Die Anzahl endovaskulärer Therapien der akuten Extremitätenischämie hat sich von ca. 12.000 auf ca. 21.000 erhöht. Gleichzeitig konnte die Anzahl der Majoramputationen bei fortgeschrittener AVK seit 2005 um 32 % reduziert werden.

Sollte die kathetergestützte Revaskularisation nicht mehr möglich sein, findet eine klassische Operation statt. Die Wiederherstellung der Durchblutung erfolgt durch direktes Ausschälen der Verengungen (Thrombendarteriektomie), wobei das eröffnete Gefäß meist mit einem Kunststoffflicken abschließend verschlossen wird. Bei verschlossenen Arterien wird entweder eine körpereigene Vene oder ein Bypass aus Kunststoff (PTFE oder Dacron) zur Überbrückung der Durchblutungsstörung verwendet. Diese Bypässe können an nahezu allen Positionen im Körper angelegt werden.

Welche zusätzlichen Behandlungsmöglichkeiten gibt es?

Bei allen Stadien der AVK ist die Behandlung der Risikofaktoren von großer Bedeutung. Besonders wichtig ist dabei die Einstellung des Nikotinkonsums, regelmäßige Bewegung und Gewichtsreduktion sowie die optimale medikamentöse Therapie von Diabetes mellitus, hohem Cholesterin und Bluthochdruck.

Bei symptomatischer AVK ist auch eine Thrombozytenaggregationshemmung (Verhinderung des Zusammenklumpens der Blutplättchen) mit Acetylsalicylsäure oder Clopidogrel angezeigt.

Nach neuesten Studien zeigt dabei Clopidogrel einen deutlichen Vorteil hinsichtlich Risiko und Nutzen im Vergleich zu Acetylsalicylsäure. In der Primärprävention, d.h. bei asymptomatischer AVK und bekannten Risikofaktoren zeigen Thrombozytenaggregationshemmer zwar eine Reduktion des Risikos für Schlaganfall und Herzinfarkt um etwa 18 %, steigern aber das Risiko für schwere Blutungen um bis zu 95 %.

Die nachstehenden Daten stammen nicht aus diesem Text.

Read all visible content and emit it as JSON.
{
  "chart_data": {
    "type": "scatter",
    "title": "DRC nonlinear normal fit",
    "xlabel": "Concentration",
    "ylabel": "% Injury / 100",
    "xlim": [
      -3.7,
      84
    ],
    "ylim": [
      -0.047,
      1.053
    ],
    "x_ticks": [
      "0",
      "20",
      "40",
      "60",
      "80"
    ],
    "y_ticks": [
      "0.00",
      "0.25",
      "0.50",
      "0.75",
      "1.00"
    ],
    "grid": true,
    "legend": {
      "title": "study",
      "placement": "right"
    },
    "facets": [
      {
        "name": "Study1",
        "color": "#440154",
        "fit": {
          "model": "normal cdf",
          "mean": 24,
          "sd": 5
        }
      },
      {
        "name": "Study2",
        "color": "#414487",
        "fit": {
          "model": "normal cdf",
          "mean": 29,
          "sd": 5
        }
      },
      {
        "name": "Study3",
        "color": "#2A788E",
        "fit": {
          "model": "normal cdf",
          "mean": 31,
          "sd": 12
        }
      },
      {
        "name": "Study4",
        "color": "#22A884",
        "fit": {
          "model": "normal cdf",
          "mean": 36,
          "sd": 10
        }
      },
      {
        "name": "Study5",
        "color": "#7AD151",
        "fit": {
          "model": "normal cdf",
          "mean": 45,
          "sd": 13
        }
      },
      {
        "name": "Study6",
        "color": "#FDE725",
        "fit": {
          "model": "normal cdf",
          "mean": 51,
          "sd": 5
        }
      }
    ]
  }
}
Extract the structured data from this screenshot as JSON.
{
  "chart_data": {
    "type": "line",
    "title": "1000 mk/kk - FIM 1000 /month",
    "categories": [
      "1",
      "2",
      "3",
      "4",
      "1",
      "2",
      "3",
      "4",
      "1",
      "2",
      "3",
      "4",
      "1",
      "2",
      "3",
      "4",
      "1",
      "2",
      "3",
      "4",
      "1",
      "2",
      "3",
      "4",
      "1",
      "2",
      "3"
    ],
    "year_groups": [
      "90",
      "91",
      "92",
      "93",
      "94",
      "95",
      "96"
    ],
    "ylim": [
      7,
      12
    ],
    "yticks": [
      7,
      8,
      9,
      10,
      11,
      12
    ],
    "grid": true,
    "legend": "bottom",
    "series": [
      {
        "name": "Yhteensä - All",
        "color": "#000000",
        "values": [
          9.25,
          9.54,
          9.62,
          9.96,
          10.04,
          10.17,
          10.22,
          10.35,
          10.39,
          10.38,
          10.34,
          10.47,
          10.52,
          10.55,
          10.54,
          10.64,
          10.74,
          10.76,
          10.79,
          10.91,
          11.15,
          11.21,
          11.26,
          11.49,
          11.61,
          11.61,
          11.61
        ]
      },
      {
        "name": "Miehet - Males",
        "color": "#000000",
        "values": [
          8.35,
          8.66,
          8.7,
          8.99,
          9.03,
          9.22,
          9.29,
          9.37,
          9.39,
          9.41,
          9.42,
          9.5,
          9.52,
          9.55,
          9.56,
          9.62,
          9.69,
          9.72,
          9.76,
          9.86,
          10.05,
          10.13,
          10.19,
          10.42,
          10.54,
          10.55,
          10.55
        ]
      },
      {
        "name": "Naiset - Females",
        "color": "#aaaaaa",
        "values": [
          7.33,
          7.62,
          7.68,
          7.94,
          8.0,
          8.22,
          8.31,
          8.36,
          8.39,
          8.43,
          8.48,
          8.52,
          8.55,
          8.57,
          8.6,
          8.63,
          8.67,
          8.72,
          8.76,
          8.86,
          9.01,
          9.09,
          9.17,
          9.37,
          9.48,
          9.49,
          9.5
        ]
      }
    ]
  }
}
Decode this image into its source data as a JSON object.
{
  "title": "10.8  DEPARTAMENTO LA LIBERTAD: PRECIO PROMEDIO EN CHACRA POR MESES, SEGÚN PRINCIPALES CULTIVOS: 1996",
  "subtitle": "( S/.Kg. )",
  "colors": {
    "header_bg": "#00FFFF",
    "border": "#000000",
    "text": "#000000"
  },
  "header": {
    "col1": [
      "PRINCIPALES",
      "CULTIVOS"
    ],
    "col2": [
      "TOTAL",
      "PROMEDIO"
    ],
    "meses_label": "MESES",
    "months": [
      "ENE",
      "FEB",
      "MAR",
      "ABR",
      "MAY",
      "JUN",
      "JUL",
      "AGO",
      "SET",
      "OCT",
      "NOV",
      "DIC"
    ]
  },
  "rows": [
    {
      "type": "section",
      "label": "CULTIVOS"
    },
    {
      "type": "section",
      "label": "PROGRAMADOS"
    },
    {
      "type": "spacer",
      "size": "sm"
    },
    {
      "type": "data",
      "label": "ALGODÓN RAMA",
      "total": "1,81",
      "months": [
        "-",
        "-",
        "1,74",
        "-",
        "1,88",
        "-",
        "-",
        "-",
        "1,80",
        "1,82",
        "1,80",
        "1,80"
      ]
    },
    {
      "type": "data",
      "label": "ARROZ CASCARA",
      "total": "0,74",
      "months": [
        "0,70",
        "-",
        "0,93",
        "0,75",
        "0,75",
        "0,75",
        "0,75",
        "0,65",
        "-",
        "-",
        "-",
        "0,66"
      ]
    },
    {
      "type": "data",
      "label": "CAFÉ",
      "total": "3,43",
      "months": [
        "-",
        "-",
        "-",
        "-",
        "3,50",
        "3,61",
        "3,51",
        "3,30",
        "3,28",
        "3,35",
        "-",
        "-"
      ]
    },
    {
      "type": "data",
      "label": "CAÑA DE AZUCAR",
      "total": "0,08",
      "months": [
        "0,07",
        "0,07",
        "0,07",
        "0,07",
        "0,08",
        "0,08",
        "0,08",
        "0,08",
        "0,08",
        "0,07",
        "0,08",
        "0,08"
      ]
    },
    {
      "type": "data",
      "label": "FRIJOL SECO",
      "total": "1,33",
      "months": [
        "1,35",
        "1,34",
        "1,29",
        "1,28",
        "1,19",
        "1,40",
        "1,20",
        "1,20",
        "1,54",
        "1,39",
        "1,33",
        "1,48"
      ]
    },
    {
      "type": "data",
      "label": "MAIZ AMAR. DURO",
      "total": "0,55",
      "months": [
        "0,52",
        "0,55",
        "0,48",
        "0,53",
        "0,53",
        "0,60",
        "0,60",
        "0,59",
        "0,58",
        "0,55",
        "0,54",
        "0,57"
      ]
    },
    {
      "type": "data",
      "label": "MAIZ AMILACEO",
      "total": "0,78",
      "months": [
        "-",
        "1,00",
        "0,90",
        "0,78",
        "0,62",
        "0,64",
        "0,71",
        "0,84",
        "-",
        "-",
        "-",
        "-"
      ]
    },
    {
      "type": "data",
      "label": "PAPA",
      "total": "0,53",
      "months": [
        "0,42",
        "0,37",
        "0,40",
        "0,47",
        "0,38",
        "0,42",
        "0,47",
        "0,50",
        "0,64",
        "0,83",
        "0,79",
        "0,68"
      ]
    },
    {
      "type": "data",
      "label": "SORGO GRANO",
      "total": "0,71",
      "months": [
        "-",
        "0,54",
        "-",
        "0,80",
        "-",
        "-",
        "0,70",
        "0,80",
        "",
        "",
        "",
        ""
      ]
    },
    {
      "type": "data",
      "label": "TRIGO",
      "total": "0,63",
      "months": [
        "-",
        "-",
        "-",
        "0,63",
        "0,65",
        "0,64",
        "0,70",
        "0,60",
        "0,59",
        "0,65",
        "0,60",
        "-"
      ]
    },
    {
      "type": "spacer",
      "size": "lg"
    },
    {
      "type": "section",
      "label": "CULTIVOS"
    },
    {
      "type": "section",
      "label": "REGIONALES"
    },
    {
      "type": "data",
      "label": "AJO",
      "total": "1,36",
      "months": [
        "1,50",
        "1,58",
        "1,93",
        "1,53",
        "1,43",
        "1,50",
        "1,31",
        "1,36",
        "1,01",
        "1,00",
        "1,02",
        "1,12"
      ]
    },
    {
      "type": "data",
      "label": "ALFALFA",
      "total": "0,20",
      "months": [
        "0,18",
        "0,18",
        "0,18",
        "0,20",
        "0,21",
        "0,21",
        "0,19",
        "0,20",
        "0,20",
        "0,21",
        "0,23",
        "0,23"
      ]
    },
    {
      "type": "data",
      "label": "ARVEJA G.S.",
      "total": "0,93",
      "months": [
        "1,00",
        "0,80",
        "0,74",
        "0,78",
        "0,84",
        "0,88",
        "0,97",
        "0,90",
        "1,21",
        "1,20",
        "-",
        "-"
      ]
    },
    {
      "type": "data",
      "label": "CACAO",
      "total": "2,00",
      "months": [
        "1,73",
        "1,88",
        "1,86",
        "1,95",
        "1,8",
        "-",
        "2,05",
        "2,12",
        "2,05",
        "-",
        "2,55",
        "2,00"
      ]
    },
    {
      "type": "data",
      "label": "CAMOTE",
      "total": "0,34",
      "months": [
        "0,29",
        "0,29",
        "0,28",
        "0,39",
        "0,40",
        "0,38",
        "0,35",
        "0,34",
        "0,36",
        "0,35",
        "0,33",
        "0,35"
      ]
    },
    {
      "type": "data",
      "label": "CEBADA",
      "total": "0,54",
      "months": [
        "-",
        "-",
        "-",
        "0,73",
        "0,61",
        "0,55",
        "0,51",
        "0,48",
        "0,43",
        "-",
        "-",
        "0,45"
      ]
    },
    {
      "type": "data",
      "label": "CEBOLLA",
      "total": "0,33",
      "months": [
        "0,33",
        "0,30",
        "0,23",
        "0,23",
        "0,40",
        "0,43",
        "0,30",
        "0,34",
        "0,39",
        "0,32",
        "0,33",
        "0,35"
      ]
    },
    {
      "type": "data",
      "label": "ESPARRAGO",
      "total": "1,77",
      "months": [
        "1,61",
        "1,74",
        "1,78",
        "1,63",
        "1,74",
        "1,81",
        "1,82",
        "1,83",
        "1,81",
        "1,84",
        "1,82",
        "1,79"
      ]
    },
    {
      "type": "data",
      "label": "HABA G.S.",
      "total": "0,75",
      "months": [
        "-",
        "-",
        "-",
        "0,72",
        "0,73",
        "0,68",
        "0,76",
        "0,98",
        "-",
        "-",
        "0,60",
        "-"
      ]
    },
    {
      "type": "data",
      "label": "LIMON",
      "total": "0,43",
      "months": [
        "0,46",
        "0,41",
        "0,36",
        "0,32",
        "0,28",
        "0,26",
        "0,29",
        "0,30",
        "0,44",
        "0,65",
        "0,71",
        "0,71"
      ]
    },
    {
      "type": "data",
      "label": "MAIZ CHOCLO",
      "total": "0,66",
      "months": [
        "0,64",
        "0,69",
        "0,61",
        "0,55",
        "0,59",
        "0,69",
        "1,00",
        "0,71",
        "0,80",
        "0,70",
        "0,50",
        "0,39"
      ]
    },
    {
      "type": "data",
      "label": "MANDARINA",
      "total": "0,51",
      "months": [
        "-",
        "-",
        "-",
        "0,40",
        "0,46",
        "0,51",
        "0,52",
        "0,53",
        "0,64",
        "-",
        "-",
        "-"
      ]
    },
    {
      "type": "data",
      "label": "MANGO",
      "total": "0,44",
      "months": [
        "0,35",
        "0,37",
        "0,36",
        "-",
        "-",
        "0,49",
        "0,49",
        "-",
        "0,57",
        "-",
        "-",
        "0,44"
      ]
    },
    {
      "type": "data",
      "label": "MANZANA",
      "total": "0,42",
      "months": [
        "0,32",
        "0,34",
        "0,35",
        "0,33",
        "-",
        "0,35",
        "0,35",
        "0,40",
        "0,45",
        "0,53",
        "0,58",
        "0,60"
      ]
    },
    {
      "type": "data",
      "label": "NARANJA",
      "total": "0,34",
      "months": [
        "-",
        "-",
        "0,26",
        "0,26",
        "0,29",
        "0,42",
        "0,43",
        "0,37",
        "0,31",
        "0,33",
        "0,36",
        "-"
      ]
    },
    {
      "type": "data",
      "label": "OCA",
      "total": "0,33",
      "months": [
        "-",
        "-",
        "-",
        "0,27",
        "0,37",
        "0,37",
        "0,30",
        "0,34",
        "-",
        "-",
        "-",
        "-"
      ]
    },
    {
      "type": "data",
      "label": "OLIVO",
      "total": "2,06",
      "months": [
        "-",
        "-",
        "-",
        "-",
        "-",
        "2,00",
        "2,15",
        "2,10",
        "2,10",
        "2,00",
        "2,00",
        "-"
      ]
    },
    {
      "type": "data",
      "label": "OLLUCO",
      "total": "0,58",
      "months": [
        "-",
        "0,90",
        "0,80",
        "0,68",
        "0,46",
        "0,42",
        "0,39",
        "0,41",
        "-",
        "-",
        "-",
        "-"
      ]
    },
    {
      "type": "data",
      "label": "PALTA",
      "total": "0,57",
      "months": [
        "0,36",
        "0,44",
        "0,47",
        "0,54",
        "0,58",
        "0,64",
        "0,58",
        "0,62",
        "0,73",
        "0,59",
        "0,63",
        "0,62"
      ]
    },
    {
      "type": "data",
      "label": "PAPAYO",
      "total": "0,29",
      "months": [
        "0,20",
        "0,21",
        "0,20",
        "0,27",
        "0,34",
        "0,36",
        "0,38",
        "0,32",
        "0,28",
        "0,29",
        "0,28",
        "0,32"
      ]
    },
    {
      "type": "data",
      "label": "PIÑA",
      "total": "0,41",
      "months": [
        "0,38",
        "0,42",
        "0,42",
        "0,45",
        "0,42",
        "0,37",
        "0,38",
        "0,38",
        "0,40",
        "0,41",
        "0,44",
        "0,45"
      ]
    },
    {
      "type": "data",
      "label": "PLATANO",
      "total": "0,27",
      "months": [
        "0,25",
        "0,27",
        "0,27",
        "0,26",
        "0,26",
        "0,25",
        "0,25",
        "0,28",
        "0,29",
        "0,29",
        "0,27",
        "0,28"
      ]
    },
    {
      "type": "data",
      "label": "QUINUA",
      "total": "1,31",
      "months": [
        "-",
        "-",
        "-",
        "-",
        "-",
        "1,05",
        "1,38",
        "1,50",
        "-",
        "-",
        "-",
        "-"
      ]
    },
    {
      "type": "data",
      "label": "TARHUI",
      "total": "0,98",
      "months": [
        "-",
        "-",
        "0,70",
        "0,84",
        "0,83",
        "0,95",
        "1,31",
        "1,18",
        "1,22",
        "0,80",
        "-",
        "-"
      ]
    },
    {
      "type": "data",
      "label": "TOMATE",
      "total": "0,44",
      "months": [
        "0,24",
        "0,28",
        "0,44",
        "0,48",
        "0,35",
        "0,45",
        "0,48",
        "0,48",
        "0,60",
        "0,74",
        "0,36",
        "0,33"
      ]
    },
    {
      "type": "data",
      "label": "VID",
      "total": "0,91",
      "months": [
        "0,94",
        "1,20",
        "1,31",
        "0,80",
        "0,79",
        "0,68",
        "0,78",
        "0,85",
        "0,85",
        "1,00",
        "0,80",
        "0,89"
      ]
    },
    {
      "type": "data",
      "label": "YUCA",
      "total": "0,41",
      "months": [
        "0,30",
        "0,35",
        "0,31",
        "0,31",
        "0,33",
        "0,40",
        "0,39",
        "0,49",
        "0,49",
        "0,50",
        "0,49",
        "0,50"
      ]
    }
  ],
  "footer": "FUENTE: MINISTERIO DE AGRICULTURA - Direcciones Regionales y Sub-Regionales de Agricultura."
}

Weitere Medikamente zur Verbesserung der Durchblutung werden bei fortgeschrittener AVK eingesetzt. Hier haben sich vor allem Prostaglandinderivate bewährt, welche die Blutgefäße erweitern und einen verbesserten Abfluss des Blutes auch über Kollateralen ermöglichen. Ebenso hemmen sie die Thrombozytenaggregation und verbessern die Plastizität der roten Blutkörperchen, um auf diese Weise leichter an einer Engstelle im Blutgefäß vorbeizufließen.

Fazit

Die periphere Arterielle Verschlusskrankheit ist in Deutschland immer noch eine unterschätzte Erkrankung, obwohl 3 - 10 % der Deutschen betroffen sind.

Da sie in engem Zusammenhang mit mehreren chronischen Erkrankungen steht, ist die interdisziplinäre Zusammenarbeit von Hausärzten, Internisten, Diabetologen und Gefäßchirurgen  notwendig - nur so können Gefäßschäden behoben und das Fortschreiten verhindert werden!